S3: Fine Line - Episode 12 - Adrianne
Episode Information
Fine Line: Mental Health/Mental Illness – Episode 12 – Adrian
[Intro Music]
Narrator: Welcome to Season three Fine Line narrative histories about mental health and mental illness, a traveling exhibition and weekly podcast edited and hosted by Michael Nye, supported by Kronkosky Charitable Foundation. May you find insight and understanding in these voices. Episode twelve, Adrian.
Adrian: I’m always curious about life, what all happened and is to happen in life. And I also am curious about the brain, uh, especially since I’ve been diagnosed with schizophrenia, because it is a wonder how you think and function and how it works. So it does hold my curiosity. Well, things started changing with me around 1981. I went to a party and I smoked some marijuana. And shortly afterwards, I became very paranoid. I remember standing out on the porch and I thought people would try to attack me, which they weren’t. And then I took off and ran down the street. And then following that, um, I would sit in my room at home, and this went on for about two weeks. And I would cry. I would go to work, but I would always come home and just cry all the time. Also, um, things that I saw seemed very real to me.

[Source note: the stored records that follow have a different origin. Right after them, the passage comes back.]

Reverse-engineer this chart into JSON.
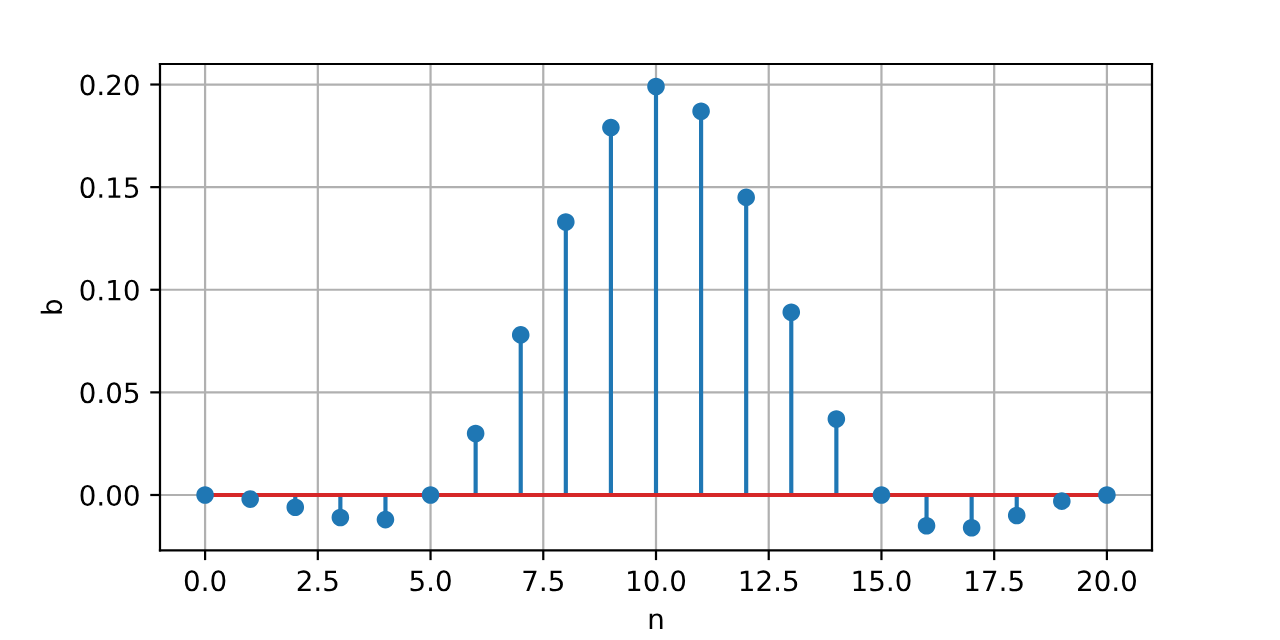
{
  "chart_data": {
    "type": "lollipop",
    "xlabel": "n",
    "ylabel": "b",
    "x": [
      0,
      1,
      2,
      3,
      4,
      5,
      6,
      7,
      8,
      9,
      10,
      11,
      12,
      13,
      14,
      15,
      16,
      17,
      18,
      19,
      20
    ],
    "series": [
      {
        "color": "#1f77b4",
        "values": [
          0,
          -0.002,
          -0.006,
          -0.011,
          -0.012,
          0,
          0.03,
          0.078,
          0.133,
          0.179,
          0.199,
          0.187,
          0.145,
          0.089,
          0.037,
          0,
          -0.015,
          -0.016,
          -0.01,
          -0.003,
          0
        ]
      }
    ],
    "ref_lines": [
      {
        "axis": "y",
        "value": 0,
        "color": "#d62728"
      }
    ],
    "xlim": [
      -1,
      21
    ],
    "ylim": [
      -0.027,
      0.21
    ],
    "xticks": [
      {
        "value": 0,
        "label": "0.0"
      },
      {
        "value": 2.5,
        "label": "2.5"
      },
      {
        "value": 5,
        "label": "5.0"
      },
      {
        "value": 7.5,
        "label": "7.5"
      },
      {
        "value": 10,
        "label": "10.0"
      },
      {
        "value": 12.5,
        "label": "12.5"
      },
      {
        "value": 15,
        "label": "15.0"
      },
      {
        "value": 17.5,
        "label": "17.5"
      },
      {
        "value": 20,
        "label": "20.0"
      }
    ],
    "yticks": [
      {
        "value": 0,
        "label": "0.00"
      },
      {
        "value": 0.05,
        "label": "0.05"
      },
      {
        "value": 0.1,
        "label": "0.10"
      },
      {
        "value": 0.15,
        "label": "0.15"
      },
      {
        "value": 0.2,
        "label": "0.20"
      }
    ],
    "grid": true,
    "marker": "circle"
  }
}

I, I saw the devil with horns and a tail, and also he had a young lady with long hair taking her head and bamming it like on the desk. And I actually thought that I saw that. What I go through in my schizophrenia, I feel is a lot different from anyone else. Because at times I get beat up and I get hit in the head, and sometimes I rip my clothes off of me. And, um, just like I’m actually in a fight. It’s almost as if someone else is coming at me. It, I know it’s me in my hands, what have you, but just taking hold of my body and actually beating me up. No, I don’t really understand why that happens to me. Why, why I have to get beat up like I do. I don’t understand that part of my illness.

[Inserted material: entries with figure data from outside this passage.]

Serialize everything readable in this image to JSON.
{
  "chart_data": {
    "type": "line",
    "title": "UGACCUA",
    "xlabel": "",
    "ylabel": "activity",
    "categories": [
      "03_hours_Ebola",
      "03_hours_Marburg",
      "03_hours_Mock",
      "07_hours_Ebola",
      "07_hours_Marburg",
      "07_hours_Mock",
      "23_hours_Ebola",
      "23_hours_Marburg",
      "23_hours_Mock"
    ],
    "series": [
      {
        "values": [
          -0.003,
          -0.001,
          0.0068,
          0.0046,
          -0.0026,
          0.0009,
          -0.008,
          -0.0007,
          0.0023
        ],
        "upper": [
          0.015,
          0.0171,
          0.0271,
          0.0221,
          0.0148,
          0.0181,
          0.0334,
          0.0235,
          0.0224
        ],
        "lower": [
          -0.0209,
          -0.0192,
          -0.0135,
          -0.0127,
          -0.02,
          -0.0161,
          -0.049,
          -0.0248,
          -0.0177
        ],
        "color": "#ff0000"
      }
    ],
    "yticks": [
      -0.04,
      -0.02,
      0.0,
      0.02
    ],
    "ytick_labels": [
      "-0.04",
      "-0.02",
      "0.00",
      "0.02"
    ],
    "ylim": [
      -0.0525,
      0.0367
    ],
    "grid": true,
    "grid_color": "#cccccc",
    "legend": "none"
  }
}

My deep seated fears are that I relapse or I will be in such a bad way and possibly wind up going to the hospital. And I say this because in my illness, even though I’m at home with my mom, I always go through it totally by myself. It’s scary. I don’t, wouldn’t do anything to her, but she always goes to her room and closes her door. So my deepest fear is that, well, that I don’t commit suicide behind my illness. Mental illness to me, is just like having a health disease because it can be treated with medication or by going to support groups or through psychotherapy.

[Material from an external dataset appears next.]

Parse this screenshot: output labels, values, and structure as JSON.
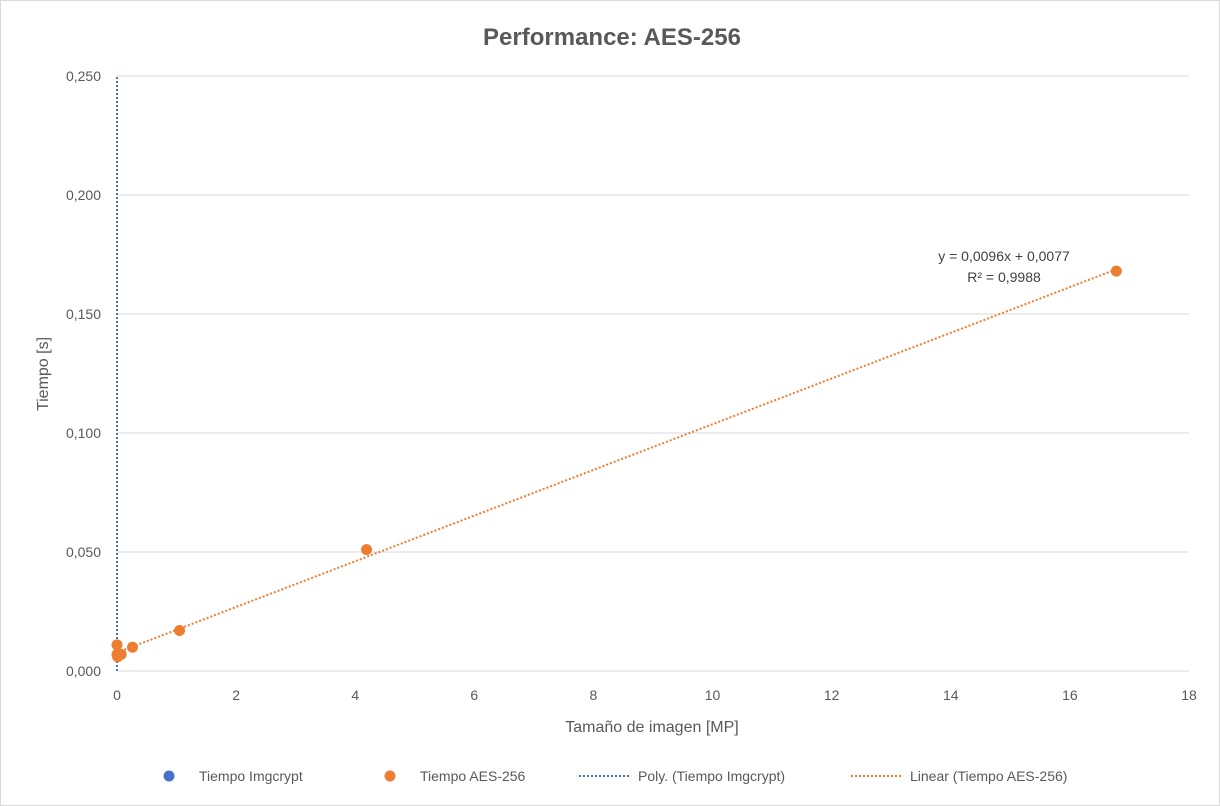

Um, when someone sees my face and hears my voice, I want them to, to think that I’m really, really a nice person. I’m warm, not not phony, um, sensitive. Uh, my eyes are, are dark brown. I have a beautiful smile, and I’m really just trying to live my life in the way in which I feel I should. I feel like I know myself. But the thing is, I also feel like not totally. Sometimes I find myself sitting and saying, who am I? Really? You know, I, I like to get to know myself more. The real me, ..
Outro Music]
Host: The humanities literature and stories are important, signs and symbols that we’re not alone, that others have experienced what we did, and that empathy exists. No experience of mental illness is the same. Each experience is unique, strange, and uninvited. So many men, women, and children live and die. And no one remembers the sound of their voice or their story. What is forgotten is lost. Season three, Fine Line. Mental Health, Mental Illness is about remembering, holding on to voice and story and image and presence. Thank you, Adrian, for your curiosity, your openness, and your courage. I’m Michael Nye. You may go to my website, michaelnye.org/podcast for Adrian’s portrait and transcript. Thank you for your generous listening.